# These look so nice!!!!



## SMDave (Sep 10, 2007)

https://japantackle.com/Limited_edition.htm 

WOW


----------



## Jim (Sep 11, 2007)

I just sold my ITO last week for $630 :shock: 


Nice reel, but I wasnt going to use it.


----------



## Nickk (Sep 11, 2007)

Jim said:


> I just sold my ITO last week for $630 :shock:
> 
> 
> Nice reel, but I wasnt going to use it.



my god!

I really want a TD-ito103HL but 
a) can't find one
b) can't justify the expenditure



I'm sure if I found one I'd be able to justify the coin, so pimp!


----------



## Jim (Sep 11, 2007)

Nickk said:


> Jim said:
> 
> 
> > I just sold my ITO last week for $630 :shock:
> ...



Me too! Thats why i got the 103M. Sat in my safe brand new for 2.5 years. You can find them new if you really want, its all in the timing. :wink:


----------



## SMDave (Sep 11, 2007)

Oh man you sold it?! You shouldv'e gave it away for the next Monthly Giveaway :wink: lol.


----------



## Jim (Sep 11, 2007)

SMDave said:


> Oh man you sold it?! You shouldv'e gave it away for the next Monthly Giveaway :wink: lol.



If I had it like that....I would for sure  


Wait till the tourneys next year........ :twisted: not fancy like an ITO, but better than anything seen on any other forum. 

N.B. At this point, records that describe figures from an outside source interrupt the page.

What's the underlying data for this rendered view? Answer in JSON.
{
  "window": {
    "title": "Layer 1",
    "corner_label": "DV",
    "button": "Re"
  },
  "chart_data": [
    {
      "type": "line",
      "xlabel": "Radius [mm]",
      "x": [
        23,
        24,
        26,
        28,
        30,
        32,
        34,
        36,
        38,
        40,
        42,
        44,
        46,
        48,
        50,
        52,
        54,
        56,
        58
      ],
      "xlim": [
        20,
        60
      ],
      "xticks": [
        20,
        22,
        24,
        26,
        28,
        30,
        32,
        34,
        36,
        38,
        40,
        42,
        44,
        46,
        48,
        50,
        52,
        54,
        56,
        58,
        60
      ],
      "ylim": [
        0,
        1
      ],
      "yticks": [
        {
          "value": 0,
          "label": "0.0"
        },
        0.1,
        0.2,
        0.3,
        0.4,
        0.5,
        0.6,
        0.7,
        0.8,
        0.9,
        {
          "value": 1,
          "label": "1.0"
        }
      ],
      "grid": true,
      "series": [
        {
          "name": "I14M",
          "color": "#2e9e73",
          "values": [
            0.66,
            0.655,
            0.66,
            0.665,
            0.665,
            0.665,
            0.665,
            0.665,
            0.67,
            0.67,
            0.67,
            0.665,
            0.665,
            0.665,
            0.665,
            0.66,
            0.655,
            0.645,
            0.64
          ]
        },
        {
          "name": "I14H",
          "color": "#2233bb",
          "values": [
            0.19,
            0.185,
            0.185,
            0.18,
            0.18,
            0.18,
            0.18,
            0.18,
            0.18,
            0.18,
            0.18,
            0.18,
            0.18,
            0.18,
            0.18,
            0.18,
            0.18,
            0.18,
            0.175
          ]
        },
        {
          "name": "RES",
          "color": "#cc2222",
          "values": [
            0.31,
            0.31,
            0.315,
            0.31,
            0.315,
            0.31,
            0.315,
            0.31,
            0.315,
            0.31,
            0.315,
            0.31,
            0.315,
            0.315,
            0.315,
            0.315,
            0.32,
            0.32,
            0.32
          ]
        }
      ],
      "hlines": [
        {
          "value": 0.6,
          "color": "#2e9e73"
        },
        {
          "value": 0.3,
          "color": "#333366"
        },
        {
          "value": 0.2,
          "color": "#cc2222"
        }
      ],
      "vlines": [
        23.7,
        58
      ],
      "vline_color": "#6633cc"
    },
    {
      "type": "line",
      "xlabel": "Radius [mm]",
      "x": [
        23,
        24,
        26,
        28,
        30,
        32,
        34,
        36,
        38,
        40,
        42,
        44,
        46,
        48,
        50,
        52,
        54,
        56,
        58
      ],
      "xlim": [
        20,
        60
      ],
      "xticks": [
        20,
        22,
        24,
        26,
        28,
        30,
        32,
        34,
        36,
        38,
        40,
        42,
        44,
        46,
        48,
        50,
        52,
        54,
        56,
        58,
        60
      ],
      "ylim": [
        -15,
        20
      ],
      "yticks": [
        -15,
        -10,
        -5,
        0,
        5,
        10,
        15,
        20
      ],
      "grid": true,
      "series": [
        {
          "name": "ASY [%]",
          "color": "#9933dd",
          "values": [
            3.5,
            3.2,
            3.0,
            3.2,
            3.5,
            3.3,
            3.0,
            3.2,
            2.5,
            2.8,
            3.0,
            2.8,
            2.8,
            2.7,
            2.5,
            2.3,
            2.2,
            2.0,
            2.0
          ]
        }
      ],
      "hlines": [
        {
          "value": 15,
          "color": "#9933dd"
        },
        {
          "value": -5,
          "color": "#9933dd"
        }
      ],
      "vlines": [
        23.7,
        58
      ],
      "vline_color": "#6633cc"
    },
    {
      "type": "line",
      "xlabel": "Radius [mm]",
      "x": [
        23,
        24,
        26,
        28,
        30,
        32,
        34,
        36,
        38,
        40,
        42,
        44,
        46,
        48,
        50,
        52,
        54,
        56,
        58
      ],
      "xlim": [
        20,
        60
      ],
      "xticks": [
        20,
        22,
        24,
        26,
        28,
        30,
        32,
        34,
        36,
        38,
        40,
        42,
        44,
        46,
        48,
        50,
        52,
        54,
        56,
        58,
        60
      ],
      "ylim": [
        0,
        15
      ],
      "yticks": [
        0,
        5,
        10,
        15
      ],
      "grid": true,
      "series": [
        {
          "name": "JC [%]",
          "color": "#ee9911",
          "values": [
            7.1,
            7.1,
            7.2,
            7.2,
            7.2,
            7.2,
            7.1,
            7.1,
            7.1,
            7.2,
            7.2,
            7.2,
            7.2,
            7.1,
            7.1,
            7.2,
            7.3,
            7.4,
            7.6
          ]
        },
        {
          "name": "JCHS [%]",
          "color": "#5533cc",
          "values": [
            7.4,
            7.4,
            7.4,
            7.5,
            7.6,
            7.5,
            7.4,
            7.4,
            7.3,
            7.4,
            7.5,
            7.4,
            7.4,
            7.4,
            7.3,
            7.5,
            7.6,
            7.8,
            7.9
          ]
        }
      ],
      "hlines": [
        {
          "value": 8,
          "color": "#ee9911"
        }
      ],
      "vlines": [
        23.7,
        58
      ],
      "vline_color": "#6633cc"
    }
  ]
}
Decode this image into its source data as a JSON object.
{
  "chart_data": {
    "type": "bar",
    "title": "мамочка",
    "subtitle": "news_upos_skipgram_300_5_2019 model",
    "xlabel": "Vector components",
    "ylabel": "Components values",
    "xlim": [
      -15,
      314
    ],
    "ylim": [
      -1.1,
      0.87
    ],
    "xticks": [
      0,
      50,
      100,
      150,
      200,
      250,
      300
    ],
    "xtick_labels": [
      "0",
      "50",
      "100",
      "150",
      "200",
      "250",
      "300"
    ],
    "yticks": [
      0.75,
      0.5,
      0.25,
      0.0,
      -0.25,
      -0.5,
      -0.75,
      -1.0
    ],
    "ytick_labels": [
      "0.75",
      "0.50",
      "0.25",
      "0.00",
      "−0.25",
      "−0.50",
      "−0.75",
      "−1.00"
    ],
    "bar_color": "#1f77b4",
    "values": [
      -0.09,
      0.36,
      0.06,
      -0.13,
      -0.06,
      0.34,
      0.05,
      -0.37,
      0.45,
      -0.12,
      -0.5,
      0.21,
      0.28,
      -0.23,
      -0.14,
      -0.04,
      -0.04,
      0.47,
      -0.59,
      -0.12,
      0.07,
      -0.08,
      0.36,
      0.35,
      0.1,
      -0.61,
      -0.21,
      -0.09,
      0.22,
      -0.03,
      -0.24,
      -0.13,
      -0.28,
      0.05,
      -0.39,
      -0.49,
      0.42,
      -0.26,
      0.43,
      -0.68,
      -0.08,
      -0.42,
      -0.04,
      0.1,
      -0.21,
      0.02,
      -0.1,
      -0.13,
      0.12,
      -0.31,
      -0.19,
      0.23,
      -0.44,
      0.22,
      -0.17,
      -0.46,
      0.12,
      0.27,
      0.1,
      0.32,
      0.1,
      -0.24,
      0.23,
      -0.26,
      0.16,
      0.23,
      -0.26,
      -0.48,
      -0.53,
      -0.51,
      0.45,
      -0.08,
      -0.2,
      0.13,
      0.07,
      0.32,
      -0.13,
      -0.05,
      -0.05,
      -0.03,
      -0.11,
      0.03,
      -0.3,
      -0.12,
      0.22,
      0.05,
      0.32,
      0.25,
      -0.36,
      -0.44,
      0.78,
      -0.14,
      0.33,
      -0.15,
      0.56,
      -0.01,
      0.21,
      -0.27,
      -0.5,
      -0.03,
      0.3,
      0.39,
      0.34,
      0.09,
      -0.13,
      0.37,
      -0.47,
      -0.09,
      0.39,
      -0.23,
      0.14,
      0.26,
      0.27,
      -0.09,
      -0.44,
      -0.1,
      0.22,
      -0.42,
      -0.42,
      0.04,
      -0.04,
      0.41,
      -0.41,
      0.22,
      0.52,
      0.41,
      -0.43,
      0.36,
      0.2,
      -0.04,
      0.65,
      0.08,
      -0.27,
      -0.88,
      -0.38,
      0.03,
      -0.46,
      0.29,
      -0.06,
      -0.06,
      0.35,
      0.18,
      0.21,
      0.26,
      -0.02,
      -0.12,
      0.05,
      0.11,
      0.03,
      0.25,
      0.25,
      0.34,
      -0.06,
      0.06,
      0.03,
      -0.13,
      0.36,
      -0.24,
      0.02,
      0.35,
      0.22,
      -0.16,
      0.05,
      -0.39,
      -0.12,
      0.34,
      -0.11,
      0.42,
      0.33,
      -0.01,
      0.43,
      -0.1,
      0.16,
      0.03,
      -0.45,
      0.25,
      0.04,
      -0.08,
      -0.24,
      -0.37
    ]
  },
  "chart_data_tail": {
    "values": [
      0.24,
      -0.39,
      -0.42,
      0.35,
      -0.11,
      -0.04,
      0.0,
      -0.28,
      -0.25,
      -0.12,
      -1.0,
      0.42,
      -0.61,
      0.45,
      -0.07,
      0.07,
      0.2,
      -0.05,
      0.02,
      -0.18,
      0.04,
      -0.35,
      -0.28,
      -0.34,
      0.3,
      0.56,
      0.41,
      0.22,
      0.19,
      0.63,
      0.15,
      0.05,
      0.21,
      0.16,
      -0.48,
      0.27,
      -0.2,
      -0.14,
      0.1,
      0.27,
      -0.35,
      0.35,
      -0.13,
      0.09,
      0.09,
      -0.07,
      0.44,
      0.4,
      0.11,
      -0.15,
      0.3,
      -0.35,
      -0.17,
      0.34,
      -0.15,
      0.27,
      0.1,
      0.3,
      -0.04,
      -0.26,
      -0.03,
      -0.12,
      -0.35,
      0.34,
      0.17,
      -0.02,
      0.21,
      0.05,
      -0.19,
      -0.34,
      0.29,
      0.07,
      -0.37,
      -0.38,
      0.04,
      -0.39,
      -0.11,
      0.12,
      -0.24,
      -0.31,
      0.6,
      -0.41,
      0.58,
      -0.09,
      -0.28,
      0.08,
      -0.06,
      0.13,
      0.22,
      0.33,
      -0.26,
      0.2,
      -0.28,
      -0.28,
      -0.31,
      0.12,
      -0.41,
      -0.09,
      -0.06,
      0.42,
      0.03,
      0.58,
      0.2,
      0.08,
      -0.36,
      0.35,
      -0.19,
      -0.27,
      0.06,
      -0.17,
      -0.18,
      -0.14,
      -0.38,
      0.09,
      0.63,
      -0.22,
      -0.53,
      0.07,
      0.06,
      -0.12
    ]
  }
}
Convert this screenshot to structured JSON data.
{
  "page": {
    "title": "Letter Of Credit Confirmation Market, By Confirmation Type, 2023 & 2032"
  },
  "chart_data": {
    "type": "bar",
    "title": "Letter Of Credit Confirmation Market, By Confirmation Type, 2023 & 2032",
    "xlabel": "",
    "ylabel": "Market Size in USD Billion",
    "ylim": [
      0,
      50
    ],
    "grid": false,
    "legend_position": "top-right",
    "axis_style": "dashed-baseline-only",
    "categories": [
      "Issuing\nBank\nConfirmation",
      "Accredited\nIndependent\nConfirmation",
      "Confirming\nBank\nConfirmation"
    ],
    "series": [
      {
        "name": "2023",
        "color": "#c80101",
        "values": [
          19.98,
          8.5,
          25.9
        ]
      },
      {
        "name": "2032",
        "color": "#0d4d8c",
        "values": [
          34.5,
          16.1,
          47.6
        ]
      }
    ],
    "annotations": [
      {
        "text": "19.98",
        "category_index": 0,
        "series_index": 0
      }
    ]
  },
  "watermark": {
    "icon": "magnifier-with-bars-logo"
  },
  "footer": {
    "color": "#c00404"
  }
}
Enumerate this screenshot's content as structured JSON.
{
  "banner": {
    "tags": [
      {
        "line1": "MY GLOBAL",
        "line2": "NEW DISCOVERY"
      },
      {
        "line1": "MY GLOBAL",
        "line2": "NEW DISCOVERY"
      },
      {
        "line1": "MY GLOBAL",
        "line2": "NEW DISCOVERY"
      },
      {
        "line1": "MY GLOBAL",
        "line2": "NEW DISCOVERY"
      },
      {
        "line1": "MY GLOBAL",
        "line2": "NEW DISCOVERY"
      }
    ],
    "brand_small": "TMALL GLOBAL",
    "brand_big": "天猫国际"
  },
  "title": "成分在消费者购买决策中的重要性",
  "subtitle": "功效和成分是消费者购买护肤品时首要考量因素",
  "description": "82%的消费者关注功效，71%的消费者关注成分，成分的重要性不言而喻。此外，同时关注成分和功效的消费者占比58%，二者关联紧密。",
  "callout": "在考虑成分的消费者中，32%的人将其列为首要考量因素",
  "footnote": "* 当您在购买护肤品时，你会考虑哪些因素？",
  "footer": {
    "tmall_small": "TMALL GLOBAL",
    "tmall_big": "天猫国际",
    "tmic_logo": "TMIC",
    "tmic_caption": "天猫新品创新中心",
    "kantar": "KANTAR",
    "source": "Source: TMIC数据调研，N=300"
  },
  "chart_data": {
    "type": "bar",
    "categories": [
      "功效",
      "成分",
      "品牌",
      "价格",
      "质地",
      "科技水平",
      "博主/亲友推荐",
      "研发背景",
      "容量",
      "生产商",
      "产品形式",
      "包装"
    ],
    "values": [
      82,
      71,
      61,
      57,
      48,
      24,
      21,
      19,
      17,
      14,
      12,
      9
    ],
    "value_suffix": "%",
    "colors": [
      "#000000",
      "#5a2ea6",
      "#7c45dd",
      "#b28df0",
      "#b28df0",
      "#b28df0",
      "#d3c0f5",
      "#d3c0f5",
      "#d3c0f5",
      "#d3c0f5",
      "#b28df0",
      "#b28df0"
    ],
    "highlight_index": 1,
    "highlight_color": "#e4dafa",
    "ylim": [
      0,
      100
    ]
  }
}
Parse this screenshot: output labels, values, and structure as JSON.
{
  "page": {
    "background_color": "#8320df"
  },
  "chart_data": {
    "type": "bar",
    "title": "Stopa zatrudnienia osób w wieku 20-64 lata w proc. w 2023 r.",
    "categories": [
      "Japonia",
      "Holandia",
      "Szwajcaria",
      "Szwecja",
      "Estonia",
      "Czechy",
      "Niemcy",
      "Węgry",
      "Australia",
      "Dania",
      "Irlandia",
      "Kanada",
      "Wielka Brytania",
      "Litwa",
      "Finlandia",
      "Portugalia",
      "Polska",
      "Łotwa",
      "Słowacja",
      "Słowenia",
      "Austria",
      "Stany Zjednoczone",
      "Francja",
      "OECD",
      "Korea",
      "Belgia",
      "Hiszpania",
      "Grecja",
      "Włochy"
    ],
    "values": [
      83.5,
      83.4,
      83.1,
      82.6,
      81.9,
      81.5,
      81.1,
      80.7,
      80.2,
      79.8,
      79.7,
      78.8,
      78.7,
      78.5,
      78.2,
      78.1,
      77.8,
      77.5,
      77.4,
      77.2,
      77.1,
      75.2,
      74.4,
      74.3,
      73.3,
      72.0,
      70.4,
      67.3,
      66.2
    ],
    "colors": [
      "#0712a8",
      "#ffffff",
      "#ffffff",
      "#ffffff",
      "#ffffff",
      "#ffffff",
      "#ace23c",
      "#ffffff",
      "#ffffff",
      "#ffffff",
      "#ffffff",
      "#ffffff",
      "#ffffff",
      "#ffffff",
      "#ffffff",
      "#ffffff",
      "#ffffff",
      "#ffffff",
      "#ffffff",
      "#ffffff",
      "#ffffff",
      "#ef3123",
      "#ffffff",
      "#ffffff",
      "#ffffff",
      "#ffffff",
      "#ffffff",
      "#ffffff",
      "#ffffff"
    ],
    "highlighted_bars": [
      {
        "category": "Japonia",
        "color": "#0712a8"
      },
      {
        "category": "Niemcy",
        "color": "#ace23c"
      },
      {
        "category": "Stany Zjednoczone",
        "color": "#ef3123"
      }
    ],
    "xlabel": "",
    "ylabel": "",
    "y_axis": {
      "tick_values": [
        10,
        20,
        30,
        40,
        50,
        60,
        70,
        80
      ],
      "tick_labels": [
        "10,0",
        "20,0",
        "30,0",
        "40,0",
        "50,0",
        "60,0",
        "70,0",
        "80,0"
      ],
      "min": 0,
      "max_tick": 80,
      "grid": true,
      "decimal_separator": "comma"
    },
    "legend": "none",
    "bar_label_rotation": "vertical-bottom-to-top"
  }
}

Winning retail price will be a prize worth $150 LOL! No more hints (nice way to start the first tourney) If I get over 100 members and at least 25 participation.


----------



## Nickk (Sep 11, 2007)

I need to remember my camera!

And will there be a North of the Mason Dixon line correction for weight since we're at a disadvantage? :lol:


----------



## dampeoples (Sep 11, 2007)

I think some of those reels on that page are sweet, some ugly as hell. What I don't like is paying a high price for fashion. Performance, yes, but fashion no, which, IMO, is what most of those reels offer for the price. I know some of them are upgraded, but not much, if any more than you can do yourself with aftermarket parts. Then again, I'm like that with everything, not just fishing reels


----------